I would save exactly two pieces from this book: Aimee Bender’s “Tiger Mending” and Stephanie Dickinson’s “A Lynching in Stereoscope,” both of which are marvelous. The rest of the book ranges from decidedly not marvelous to aggravating, self-referential, and banal. When you get to the last four pieces (Jonathan Tel’s “The Myth of the Frequent Flier,” Douglas Trevor’s “Girls I Know,” William T. Vollman’s “They Came Out Like Ants,” and Lauren Weedman’s “Diary of a Journal Reader”), you realize you’re deep in the Swamp of Complacencies that is the province of graduate-writing programs and of writers like Eggers and the McSweeney crowd: too clever by half, damn impressed with themselves and, at base, utterly uninterested in readers. Writing, for them, is an essentially masturbatory act that precludes an other.

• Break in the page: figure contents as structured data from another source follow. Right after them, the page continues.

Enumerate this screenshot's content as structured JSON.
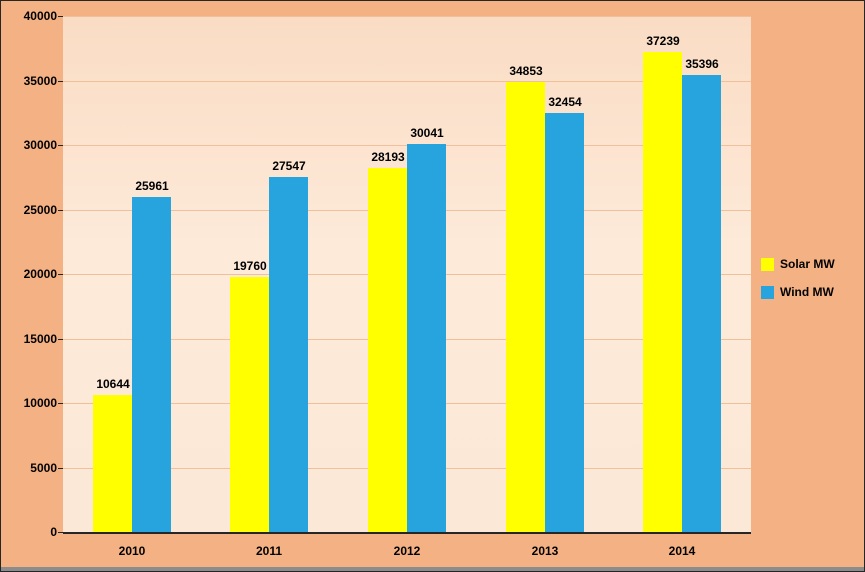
{
  "chart_data": {
    "type": "bar",
    "categories": [
      "2010",
      "2011",
      "2012",
      "2013",
      "2014"
    ],
    "series": [
      {
        "name": "Solar MW",
        "color": "#ffff00",
        "values": [
          10644,
          19760,
          28193,
          34853,
          37239
        ]
      },
      {
        "name": "Wind MW",
        "color": "#27a3dd",
        "values": [
          25961,
          27547,
          30041,
          32454,
          35396
        ]
      }
    ],
    "title": "",
    "xlabel": "",
    "ylabel": "",
    "ylim": [
      0,
      40000
    ],
    "yticks": [
      0,
      5000,
      10000,
      15000,
      20000,
      25000,
      30000,
      35000,
      40000
    ],
    "grid": true,
    "data_labels": true,
    "legend_position": "right"
  },
  "colors": {
    "background": "#f4b183",
    "plot_background": "#fce8d6",
    "gridline": "#f0c09a",
    "axis_text": "#000000",
    "baseline": "#262626",
    "solar_bar": "#ffff00",
    "wind_bar": "#27a3dd"
  }
}
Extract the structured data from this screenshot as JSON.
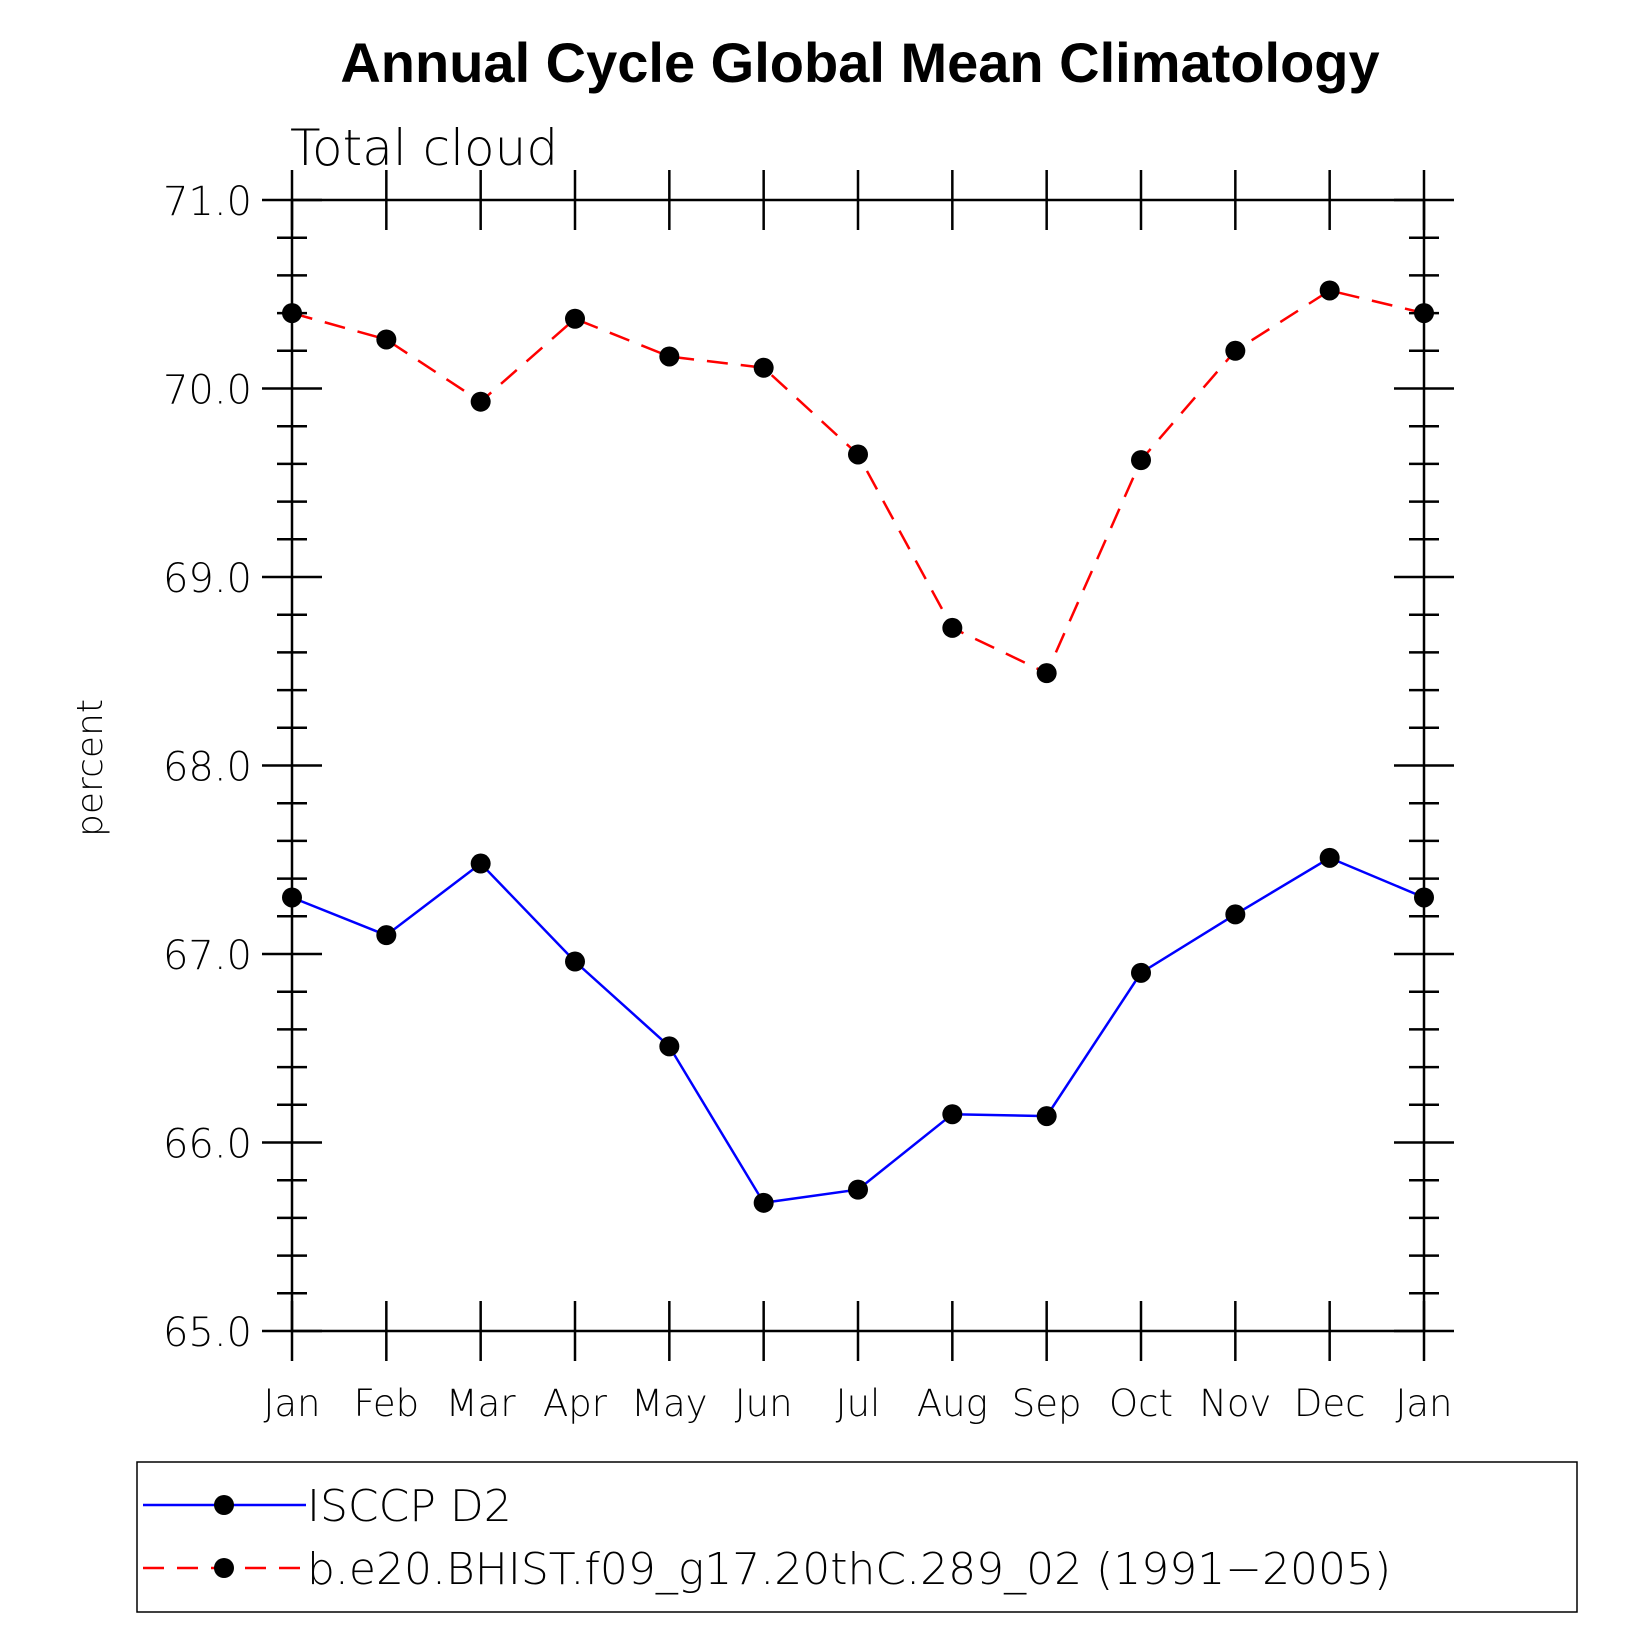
{
  "chart_data": {
    "type": "line",
    "title": "Annual Cycle Global Mean Climatology",
    "subtitle": "Total cloud",
    "ylabel": "percent",
    "xlabel": "",
    "categories": [
      "Jan",
      "Feb",
      "Mar",
      "Apr",
      "May",
      "Jun",
      "Jul",
      "Aug",
      "Sep",
      "Oct",
      "Nov",
      "Dec",
      "Jan"
    ],
    "ylim": [
      65.0,
      71.0
    ],
    "yticks": [
      "65.0",
      "66.0",
      "67.0",
      "68.0",
      "69.0",
      "70.0",
      "71.0"
    ],
    "grid": false,
    "legend_position": "bottom",
    "series": [
      {
        "name": "ISCCP D2",
        "color": "#0000ff",
        "dash": "solid",
        "marker": "filled-circle",
        "values": [
          67.3,
          67.1,
          67.48,
          66.96,
          66.51,
          65.68,
          65.75,
          66.15,
          66.14,
          66.9,
          67.21,
          67.51,
          67.3
        ]
      },
      {
        "name": "b.e20.BHIST.f09_g17.20thC.289_02 (1991−2005)",
        "color": "#ff0000",
        "dash": "dashed",
        "marker": "filled-circle",
        "values": [
          70.4,
          70.26,
          69.93,
          70.37,
          70.17,
          70.11,
          69.65,
          68.73,
          68.49,
          69.62,
          70.2,
          70.52,
          70.4
        ]
      }
    ]
  }
}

I’d put Beck’s Introduction, as superficial and trivial a piece of writing as you’ll ever find, into the same category. It is apparently included in BANR 2005 solely for the “cool factor” bona fides that someone like Beck could provide in 2005 and not because Beck has a single intelligent or interesting observation to make about writing. Plus, Beck was about to feature Eggers on his next album, so hey: One hand washes the other, high up there in the Hiposphere. And that seems to be Eggers all over: so doggone determined to be “alternative” that he becomes, numbingly, the same as everything else.